Many cricket pundits thought that Tsolekile would be the next black South African to represent the national team after he had an outstanding first-class season, but that is still yet to happen.
Instead of taking a racial approach as to why he has been constantly overlooked by the national selectors, Tsolekile decided a less controversial attitude would be beneficial for himself and everyone else.
“I feel good that I have been recognised and I’ve spoken to the selectors. I’m happy because I know exactly where I stand. I had a long chat with Gary in England and again in Australia, and I think he made it clear where I stand and I am happy with that,” he said.
As of right now, Tsolekile still does not know when he will play a Test match once again.
“It might take three weeks, three months or a year for me to play another Test match. I don’t know,” he added.
However, de Villiers does not look to take the gloves off any time soon, even though he has been struggling with some back and ankle issues as of late.

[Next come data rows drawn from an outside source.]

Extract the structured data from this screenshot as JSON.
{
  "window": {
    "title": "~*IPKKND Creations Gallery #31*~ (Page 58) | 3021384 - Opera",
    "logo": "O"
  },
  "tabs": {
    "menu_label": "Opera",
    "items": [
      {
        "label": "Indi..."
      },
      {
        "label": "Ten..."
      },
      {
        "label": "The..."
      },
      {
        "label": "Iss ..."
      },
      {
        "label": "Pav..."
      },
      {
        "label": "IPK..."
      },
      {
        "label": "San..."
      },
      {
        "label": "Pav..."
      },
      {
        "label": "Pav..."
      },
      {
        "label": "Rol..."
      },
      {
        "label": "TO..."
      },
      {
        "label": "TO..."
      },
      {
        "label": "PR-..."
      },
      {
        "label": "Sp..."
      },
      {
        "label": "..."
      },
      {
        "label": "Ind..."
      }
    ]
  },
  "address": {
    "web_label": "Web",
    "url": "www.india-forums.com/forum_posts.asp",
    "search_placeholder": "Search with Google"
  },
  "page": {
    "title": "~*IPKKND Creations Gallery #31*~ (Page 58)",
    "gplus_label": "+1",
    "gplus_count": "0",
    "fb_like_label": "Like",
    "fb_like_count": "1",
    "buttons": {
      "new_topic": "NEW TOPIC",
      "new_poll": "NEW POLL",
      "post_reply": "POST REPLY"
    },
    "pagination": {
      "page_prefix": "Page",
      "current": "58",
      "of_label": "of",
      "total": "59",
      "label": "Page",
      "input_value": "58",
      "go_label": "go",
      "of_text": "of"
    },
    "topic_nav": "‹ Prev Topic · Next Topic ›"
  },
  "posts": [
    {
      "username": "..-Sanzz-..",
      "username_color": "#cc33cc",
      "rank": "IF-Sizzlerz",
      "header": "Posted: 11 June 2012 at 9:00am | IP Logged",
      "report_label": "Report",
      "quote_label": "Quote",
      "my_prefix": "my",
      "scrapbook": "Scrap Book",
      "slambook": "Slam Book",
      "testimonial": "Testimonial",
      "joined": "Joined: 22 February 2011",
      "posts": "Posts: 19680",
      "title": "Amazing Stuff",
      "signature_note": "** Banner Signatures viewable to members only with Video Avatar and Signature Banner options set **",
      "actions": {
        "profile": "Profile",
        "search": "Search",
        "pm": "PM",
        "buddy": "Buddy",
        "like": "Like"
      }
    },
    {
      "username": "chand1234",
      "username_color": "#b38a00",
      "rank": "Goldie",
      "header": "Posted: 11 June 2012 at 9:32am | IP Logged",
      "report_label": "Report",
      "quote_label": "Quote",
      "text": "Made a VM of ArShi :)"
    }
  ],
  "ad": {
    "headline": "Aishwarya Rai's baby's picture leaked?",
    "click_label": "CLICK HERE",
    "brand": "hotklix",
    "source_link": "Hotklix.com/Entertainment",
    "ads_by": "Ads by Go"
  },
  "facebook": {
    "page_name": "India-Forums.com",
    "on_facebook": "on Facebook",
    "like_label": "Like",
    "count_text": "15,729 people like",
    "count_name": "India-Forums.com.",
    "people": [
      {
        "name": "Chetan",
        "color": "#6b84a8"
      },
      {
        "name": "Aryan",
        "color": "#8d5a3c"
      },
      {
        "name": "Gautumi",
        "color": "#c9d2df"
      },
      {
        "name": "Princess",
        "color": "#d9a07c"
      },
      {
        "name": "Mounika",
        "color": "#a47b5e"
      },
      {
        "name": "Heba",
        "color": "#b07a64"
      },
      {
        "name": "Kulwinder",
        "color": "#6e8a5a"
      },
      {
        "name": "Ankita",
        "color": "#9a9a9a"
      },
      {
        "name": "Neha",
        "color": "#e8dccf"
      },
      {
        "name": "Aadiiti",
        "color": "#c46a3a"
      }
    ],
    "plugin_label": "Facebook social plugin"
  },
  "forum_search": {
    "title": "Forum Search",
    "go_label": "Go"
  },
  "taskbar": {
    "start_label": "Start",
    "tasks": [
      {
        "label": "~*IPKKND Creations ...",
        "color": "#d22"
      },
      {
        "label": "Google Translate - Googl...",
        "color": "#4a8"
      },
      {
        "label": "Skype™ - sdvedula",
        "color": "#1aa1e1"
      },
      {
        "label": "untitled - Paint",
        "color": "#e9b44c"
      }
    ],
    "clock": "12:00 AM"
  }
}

Looking back on his disappointing start to the Test series against Australia, de Villiers said: “I got a lot of value out of both my innings [in Brisbane]. I was in in both innings. I felt like I could score a hundred in both innings and I had the energy to do so. It’s a little unfair to look at the stats. I’ve only had seven or eight innings as a wicketkeeper and there’s still a lot to come. It’s got nothing to do with wicketkeeping, or energy levels, or mental fatigue or anything of that sort. I just haven’t been able to push through.”
But, with Jean Paul (JP) Duminy being ruled out for the next six months with a ruptured Achilles tendon, Tsolekile may have just got the breakthrough he has been searching for.